瞬間、ヴァリアントの頭部に人の頭ほどの石が命中する。ヴァリアントが仰け反り、僕の目の前を鎌が通り過ぎる。
その隙にソードサテライトで胴体を貫く! そのまま後ろ回し蹴りを叩き込む!
僕の蹴りでヴァリアントの体が宙に舞い、崖下に向け落下していく。
念のためソードサテライトで念入りに止めを刺しておく。
「危なかった。」
どうやら背後からラファが石を投げつけてくれたらしい。助かった。
アルソリドで遭遇したヴァリアントは飛行能力なんて無かった、もちろんプラズマブレードなどもっての他。
なんか、こいつらパワーアップしてない?
ソードサテライトが見られたかと思っていたが、気づいた人と気づかなかった人がいたため「見間違い」で押し通しておいた。高速で通過させたから良く見えなかったみたいだ。

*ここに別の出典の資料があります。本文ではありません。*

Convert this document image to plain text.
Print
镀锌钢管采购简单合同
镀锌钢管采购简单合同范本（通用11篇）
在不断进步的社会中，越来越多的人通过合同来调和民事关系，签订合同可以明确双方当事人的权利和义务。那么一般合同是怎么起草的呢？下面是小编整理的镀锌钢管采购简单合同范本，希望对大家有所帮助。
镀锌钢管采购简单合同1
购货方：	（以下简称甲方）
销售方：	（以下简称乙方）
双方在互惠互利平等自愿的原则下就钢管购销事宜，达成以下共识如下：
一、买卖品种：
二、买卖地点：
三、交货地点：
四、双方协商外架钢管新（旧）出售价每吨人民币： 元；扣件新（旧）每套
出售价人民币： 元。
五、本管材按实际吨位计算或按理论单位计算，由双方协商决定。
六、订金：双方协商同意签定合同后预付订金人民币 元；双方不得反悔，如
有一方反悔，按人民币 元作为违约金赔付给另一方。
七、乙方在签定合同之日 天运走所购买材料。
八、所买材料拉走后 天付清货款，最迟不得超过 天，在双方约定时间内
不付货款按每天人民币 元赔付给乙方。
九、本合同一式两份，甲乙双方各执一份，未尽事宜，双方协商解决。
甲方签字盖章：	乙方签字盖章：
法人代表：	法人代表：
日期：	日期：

その後、小一時間ほど岸壁で様子を伺ったがヴァリアントは現れなかった。一部監視を残し、僕らは集落へ帰還した。
集落に戻り、報告を兼ねて再び長のイグールさんと面会した。
「この島から北に行った所にルイルージャという集落がありましてな・・・・、」
ルイルージャ? たしか、ドルコンがそんな名前を口走っていたっけ。
「化け物がやってくるのは北西、果たして北のルイルージャはどうなっておるのかと言う話になりまして。」
ヴァリアントは北西から来ている。だが、アルソリドで見た数を考えると襲撃頻度がずいぶんと低い。コアはかなり遠くにありそうだ。
どの程度の距離にあるのか知らないが、もしかすると北の集落は危ないかもしれない・・・・・。
「実は、既に物見をやったのですが・・・・・・、戻ってきておりません。」
「北の集落も、あの化け物に襲われていると?」
イグールさんは神妙な表情で頷く。
「ええ、その可能性が高いのではないかと。ただ、現状この集落から何人も人手を出すこともできず・・・・・。」
初回の襲撃でかなり被害が出たという話だしなぁ、確かに厳しいか。
「お二人にお願いするのはおかしいかもしれませんが、ルイルージャの様子を見に行っていただけんでしょうか。」
コアの在り処が分かるかもしれないし、こちらとしては渡りに船だ。
「僕は奴らの巣を見つけて潰したい。ルイルージャがより巣に近い可能性があるなら、行ってきましょう。」
一応、仇を追っているという体裁は繕っておこう。我ながら少々芝居がかりすぎかな・・・・?
「なんと・・・・・。」
イグールさん、なんか随分と感動しているようだ。や、やりすぎたかな・・・・・。
「わかりました! ならば、道案内をつけましょう!」
「えっ!」
フローティングバイクで向かうつもりだったけど、道案内が居たらバイクに乗れない。
「いや、大丈夫ですよ! 2人で行けますから!! それに人手が必要な時でしょう!?」
「なに、一人くらいなら大丈夫です。そうだ、ジョピンをつけましょう。あやつならば浮き船の操縦も上手い。」
人手が足りないんじゃなかったのかよ!!
「浮き船もお貸ししよう。集落で一番速いのを準備させます。」
もうイグールさんが止まらない・・・・・。
その後、どんどん準備を進めるイグールさんに押し切られる形で、ジョピンさんと一緒にルイルージャへ行くことが決まってしまった。